Nos bastidores, contudo, era dado como certo que os ministérios das Relações Exteriores, da Comunicação Social, da Educação e dos Esportes teriam trocas nas próximas semanas.  Entre os cotados estariam o jornalista Franklin Martins e o diplomata Celso Amorim.

A matemática feita pela presidenta e pelos ministros Jaques Wagner e Ricardo Berzoini foi de que era possível encampar alguns nomes de Lula, mas era necessário garantir o espaço de outros que até agora foram fiéis à Dilma e ao PT. Neste grupo estão o próprio Wagner, que virou chefe de gabinete da presidenta, cargo que agora tem status de ministro, e Edinho Silva, da Secretaria de Comunicação Social que pode ir para Esportes.

Além da lealdade desses dois, a preocupação dos petistas era garantir a prerrogativa de foro privilegiado deles. Como foram citados no escândalo da Lava Jato, se perdessem os cargos de ministros, ambos poderiam ser julgados pelo juiz Sérgio Moro, da Justiça Federal do Paraná. Mantendo a função, só ficariam sob o crivo do Supremo Tribunal Federal, assim como Lula.

No cardápio de medidas discutidas por Rousseff e Lula nos últimos dois dias havia um possível uso de reservas internacionais do país para a criação de um fundo destinado às obras de infraestrutura, saneamento e energia, além da ampliação da concessão de créditos.
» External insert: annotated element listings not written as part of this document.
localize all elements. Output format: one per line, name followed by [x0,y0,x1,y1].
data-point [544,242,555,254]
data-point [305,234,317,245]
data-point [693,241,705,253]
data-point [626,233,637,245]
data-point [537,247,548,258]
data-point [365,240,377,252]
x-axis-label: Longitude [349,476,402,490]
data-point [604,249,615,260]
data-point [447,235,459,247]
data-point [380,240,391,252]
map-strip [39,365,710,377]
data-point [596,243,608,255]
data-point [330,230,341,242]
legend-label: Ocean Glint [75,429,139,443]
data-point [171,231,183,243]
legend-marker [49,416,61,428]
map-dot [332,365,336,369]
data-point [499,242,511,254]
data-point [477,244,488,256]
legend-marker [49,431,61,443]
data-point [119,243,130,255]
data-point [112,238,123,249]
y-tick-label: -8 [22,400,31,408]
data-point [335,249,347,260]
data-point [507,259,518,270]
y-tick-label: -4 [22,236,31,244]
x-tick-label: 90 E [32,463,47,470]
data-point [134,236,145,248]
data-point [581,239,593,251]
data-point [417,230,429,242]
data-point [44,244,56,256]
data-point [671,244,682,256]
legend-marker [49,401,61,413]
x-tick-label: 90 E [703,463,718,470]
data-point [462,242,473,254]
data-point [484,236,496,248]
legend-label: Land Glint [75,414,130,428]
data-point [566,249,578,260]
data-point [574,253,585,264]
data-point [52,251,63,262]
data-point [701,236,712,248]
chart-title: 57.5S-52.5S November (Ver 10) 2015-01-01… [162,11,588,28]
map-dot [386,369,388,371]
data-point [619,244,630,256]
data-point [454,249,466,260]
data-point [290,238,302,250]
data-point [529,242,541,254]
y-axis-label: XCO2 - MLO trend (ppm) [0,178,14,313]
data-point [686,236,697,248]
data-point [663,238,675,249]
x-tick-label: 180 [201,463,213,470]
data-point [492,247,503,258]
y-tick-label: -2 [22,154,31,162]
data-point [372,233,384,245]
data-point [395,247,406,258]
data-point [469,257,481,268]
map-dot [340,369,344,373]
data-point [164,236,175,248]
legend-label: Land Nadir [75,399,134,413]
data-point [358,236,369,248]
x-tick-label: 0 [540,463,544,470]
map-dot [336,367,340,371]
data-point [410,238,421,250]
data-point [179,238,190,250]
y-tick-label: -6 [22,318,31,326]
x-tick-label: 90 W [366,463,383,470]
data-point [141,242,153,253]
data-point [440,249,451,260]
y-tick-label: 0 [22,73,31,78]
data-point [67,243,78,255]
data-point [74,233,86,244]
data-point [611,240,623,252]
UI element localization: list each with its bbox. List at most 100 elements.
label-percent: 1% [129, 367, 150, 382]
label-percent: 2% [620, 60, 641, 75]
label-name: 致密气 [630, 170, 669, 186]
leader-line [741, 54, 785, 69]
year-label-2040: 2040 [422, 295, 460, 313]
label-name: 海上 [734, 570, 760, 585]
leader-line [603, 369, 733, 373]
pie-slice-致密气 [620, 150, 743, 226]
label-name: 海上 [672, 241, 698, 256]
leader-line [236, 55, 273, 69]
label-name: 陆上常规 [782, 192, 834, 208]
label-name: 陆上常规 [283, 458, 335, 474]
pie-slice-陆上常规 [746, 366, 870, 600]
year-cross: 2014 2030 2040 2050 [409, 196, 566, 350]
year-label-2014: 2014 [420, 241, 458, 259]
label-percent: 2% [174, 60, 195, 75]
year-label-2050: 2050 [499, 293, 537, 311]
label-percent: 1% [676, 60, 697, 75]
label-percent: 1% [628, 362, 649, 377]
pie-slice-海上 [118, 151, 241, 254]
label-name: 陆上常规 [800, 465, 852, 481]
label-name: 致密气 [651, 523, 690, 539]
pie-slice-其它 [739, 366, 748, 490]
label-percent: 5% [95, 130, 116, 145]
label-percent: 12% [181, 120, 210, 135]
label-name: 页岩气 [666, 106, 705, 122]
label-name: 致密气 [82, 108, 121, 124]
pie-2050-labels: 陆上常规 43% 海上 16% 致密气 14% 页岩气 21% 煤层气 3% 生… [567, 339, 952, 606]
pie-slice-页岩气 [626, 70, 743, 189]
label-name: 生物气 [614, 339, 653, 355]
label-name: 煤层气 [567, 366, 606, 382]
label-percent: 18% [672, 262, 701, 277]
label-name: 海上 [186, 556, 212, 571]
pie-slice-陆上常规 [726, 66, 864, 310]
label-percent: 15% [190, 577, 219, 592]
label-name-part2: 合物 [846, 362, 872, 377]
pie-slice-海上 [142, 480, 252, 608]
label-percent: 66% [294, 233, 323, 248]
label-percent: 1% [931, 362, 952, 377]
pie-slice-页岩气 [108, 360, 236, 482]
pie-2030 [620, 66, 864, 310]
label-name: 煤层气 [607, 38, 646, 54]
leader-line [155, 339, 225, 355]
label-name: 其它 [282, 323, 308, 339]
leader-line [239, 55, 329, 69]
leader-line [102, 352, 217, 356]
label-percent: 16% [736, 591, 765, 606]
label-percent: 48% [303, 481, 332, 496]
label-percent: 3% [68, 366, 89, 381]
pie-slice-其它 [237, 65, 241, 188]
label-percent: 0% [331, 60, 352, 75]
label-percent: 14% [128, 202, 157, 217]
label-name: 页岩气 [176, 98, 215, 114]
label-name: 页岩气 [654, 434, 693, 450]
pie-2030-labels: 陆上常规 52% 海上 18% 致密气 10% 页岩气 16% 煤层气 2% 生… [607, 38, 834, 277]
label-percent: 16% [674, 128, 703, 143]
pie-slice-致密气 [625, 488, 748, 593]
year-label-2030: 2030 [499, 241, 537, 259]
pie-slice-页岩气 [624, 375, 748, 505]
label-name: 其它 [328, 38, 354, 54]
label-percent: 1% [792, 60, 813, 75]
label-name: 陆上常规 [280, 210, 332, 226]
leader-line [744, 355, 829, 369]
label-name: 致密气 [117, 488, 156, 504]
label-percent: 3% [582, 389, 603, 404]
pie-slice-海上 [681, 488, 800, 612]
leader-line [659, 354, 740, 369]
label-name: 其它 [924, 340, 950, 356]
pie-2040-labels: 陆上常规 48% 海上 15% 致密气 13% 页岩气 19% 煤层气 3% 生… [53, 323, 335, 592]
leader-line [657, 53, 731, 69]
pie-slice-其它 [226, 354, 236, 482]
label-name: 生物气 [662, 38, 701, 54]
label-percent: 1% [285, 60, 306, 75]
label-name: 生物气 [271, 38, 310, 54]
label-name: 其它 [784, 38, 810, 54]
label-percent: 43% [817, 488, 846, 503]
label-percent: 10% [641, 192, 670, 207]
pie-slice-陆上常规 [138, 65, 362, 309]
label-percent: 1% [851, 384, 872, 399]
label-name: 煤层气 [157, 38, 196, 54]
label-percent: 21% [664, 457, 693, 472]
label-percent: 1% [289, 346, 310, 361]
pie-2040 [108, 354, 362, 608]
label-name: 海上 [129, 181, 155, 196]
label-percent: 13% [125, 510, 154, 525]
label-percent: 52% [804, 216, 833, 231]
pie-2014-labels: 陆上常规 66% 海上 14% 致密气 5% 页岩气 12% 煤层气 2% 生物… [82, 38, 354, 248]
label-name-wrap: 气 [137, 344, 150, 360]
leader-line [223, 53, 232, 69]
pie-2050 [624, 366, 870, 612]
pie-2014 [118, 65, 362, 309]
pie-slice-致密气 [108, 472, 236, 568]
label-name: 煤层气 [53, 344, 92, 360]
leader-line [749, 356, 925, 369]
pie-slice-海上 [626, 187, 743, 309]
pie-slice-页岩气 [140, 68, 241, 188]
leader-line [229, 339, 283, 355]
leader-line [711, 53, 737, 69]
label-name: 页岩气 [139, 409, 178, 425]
Essas questões foram levantadas pelo PT em seu último encontro nacional no mês passado.

A primeira delas não foi aceita de pronto pela presidenta, que as chamou de especulação. “Jamais teremos uma pauta de uso dessas reservas para algo que não seja proteção do país contra flutuações internacionais. E as reservas, também, elas podem ter um papel em relação à dívida, mas elas não são a forma adequada de se solucionar questões de investimento”. A segunda (que trata dos créditos) deverá ter novidades em 
breve, conforme aliados do Governo.
 
Todos esses planos estão em suspenso, num momento em que as gravações romperam pontes importantes para Lula. O ex-presidente se vê agora entre um impeachment aparentemente inevitável de sua sucessora, e a tarefa de salvar sua biografia.